Après 12, 13 ans dans le métier, on est habitués à voyager à gauche et à droite et à vivre des émotions fortes. Ça fait partie de la job.

Guillaume Boivin

Soucieux de contribuer aux succès de ses coéquipiers Woods et Fuglsang, Boivin lorgne une étape en particulier, la cinquième, où les coureurs emprunteront des secteurs pavés de Paris-Roubaix. Neuvième de la célèbre classique l’an dernier, il n’a pas été en mesure de s’exprimer au printemps, ralenti par la maladie.

Il compte bien se reprendre la semaine prochaine. « Ça fait longtemps que je pense à celle-là. J’affectionne les pavés, ce n’est un secret pour personne.
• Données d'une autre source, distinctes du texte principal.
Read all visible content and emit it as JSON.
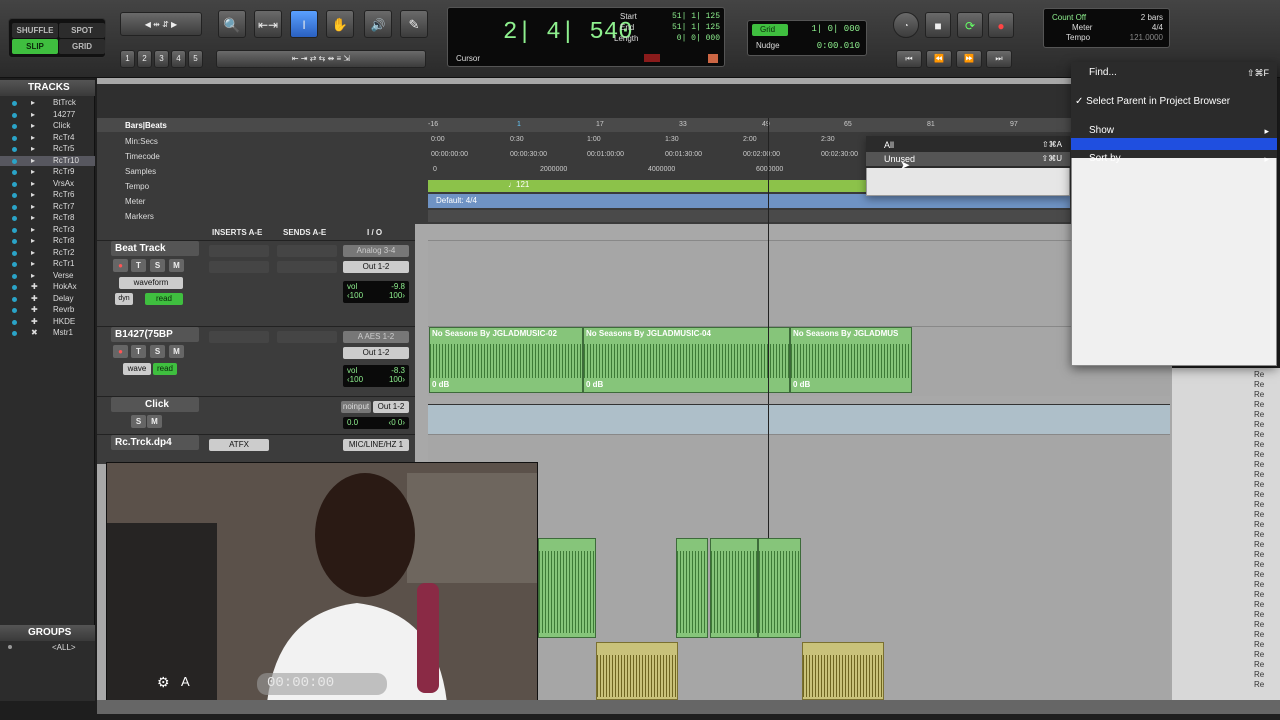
{
  "toolbar": {
    "modes": [
      "SHUFFLE",
      "SPOT",
      "SLIP",
      "GRID"
    ],
    "active_mode": "SLIP",
    "zoom_presets": [
      "1",
      "2",
      "3",
      "4",
      "5"
    ],
    "counter": {
      "main": "2| 4| 540",
      "start_label": "Start",
      "end_label": "End",
      "length_label": "Length",
      "start": "51| 1| 125",
      "end": "51| 1| 125",
      "length": "0| 0| 000",
      "cursor_label": "Cursor"
    },
    "grid": {
      "label": "Grid",
      "value": "1| 0| 000"
    },
    "nudge": {
      "label": "Nudge",
      "value": "0:00.010"
    },
    "count_off": "Count Off",
    "count_off_value": "2 bars",
    "meter_label": "Meter",
    "meter_value": "4/4",
    "tempo_label": "Tempo",
    "tempo_value": "121.0000"
  },
  "tracks_panel": {
    "title": "TRACKS",
    "items": [
      {
        "icon": "▸",
        "name": "BtTrck"
      },
      {
        "icon": "▸",
        "name": "14277"
      },
      {
        "icon": "▸",
        "name": "Click"
      },
      {
        "icon": "▸",
        "name": "RcTr4"
      },
      {
        "icon": "▸",
        "name": "RcTr5"
      },
      {
        "icon": "▸",
        "name": "RcTr10"
      },
      {
        "icon": "▸",
        "name": "RcTr9"
      },
      {
        "icon": "▸",
        "name": "VrsAx"
      },
      {
        "icon": "▸",
        "name": "RcTr6"
      },
      {
        "icon": "▸",
        "name": "RcTr7"
      },
      {
        "icon": "▸",
        "name": "RcTr8"
      },
      {
        "icon": "▸",
        "name": "RcTr3"
      },
      {
        "icon": "▸",
        "name": "RcTr8"
      },
      {
        "icon": "▸",
        "name": "RcTr2"
      },
      {
        "icon": "▸",
        "name": "RcTr1"
      },
      {
        "icon": "▸",
        "name": "Verse"
      },
      {
        "icon": "✚",
        "name": "HokAx"
      },
      {
        "icon": "✚",
        "name": "Delay"
      },
      {
        "icon": "✚",
        "name": "Revrb"
      },
      {
        "icon": "✚",
        "name": "HKDE"
      },
      {
        "icon": "✖",
        "name": "Mstr1"
      }
    ]
  },
  "groups_panel": {
    "title": "GROUPS",
    "items": [
      "<ALL>"
    ]
  },
  "rulers": {
    "labels": [
      "Bars|Beats",
      "Min:Secs",
      "Timecode",
      "Samples",
      "Tempo",
      "Meter",
      "Markers"
    ],
    "bars": [
      "-16",
      "1",
      "17",
      "33",
      "49",
      "65",
      "81",
      "97"
    ],
    "minsecs": [
      "0:00",
      "0:30",
      "1:00",
      "1:30",
      "2:00",
      "2:30"
    ],
    "timecode": [
      "00:00:00:00",
      "00:00:30:00",
      "00:01:00:00",
      "00:01:30:00",
      "00:02:00:00",
      "00:02:30:00"
    ],
    "samples": [
      "0",
      "2000000",
      "4000000",
      "6000000"
    ],
    "tempo_marker": "♩121",
    "meter_marker": "Default: 4/4"
  },
  "mix_header": {
    "inserts": "INSERTS A-E",
    "sends": "SENDS A-E",
    "io": "I / O"
  },
  "tracks": [
    {
      "name": "Beat Track",
      "input": "Analog 3-4",
      "output": "Out 1-2",
      "view": "waveform",
      "mode": "read",
      "vol": "-9.8",
      "pan_l": "‹100",
      "pan_r": "100›"
    },
    {
      "name": "B1427(75BP",
      "input": "A AES 1-2",
      "output": "Out 1-2",
      "view": "wave",
      "mode": "read",
      "vol": "-8.3",
      "pan_l": "‹100",
      "pan_r": "100›"
    },
    {
      "name": "Click",
      "input": "noinput",
      "output": "Out 1-2",
      "vol": "0.0",
      "pan": "‹0 0›"
    },
    {
      "name": "Rc.Trck.dp4",
      "insert": "ATFX",
      "output": "MIC/LINE/HZ 1"
    }
  ],
  "clips": [
    {
      "name": "No Seasons By JGLADMUSIC-02",
      "gain": "0 dB"
    },
    {
      "name": "No Seasons By JGLADMUSIC-04",
      "gain": "0 dB"
    },
    {
      "name": "No Seasons By JGLADMUS",
      "gain": "0 dB"
    }
  ],
  "menu": {
    "items": [
      {
        "label": "Find...",
        "shortcut": "⇧⌘F"
      },
      {
        "label": "Select Parent in Project Browser",
        "checked": true
      },
      {
        "label": "Show",
        "submenu": true
      },
      {
        "label": "",
        "highlighted": true
      },
      {
        "label": "Sort by",
        "submenu": true
      }
    ]
  },
  "submenu": {
    "items": [
      {
        "label": "All",
        "shortcut": "⇧⌘A"
      },
      {
        "label": "Unused",
        "shortcut": "⇧⌘U"
      }
    ]
  },
  "webcam": {
    "timer": "00:00:00"
  },
  "right_column": {
    "row_label": "Re"
  }
}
J’ai très hâte. »

David Veilleux est le premier natif du Québec à avoir pris part au Tour de France en 2013. Pierre Gachon, un Parisien qui a émigré au Québec à l’adolescence, est le premier Canadien à avoir pris le départ en 1937.

Pour la première fois, le Tour comptera donc sur trois Québécois, presque quatre. L’an dernier, Houle et Boivin ont posé ensemble au soleil tombant sur les Champs-Élysées. Ils espèrent être encore plus nombreux sur la photo souvenir dans trois semaines.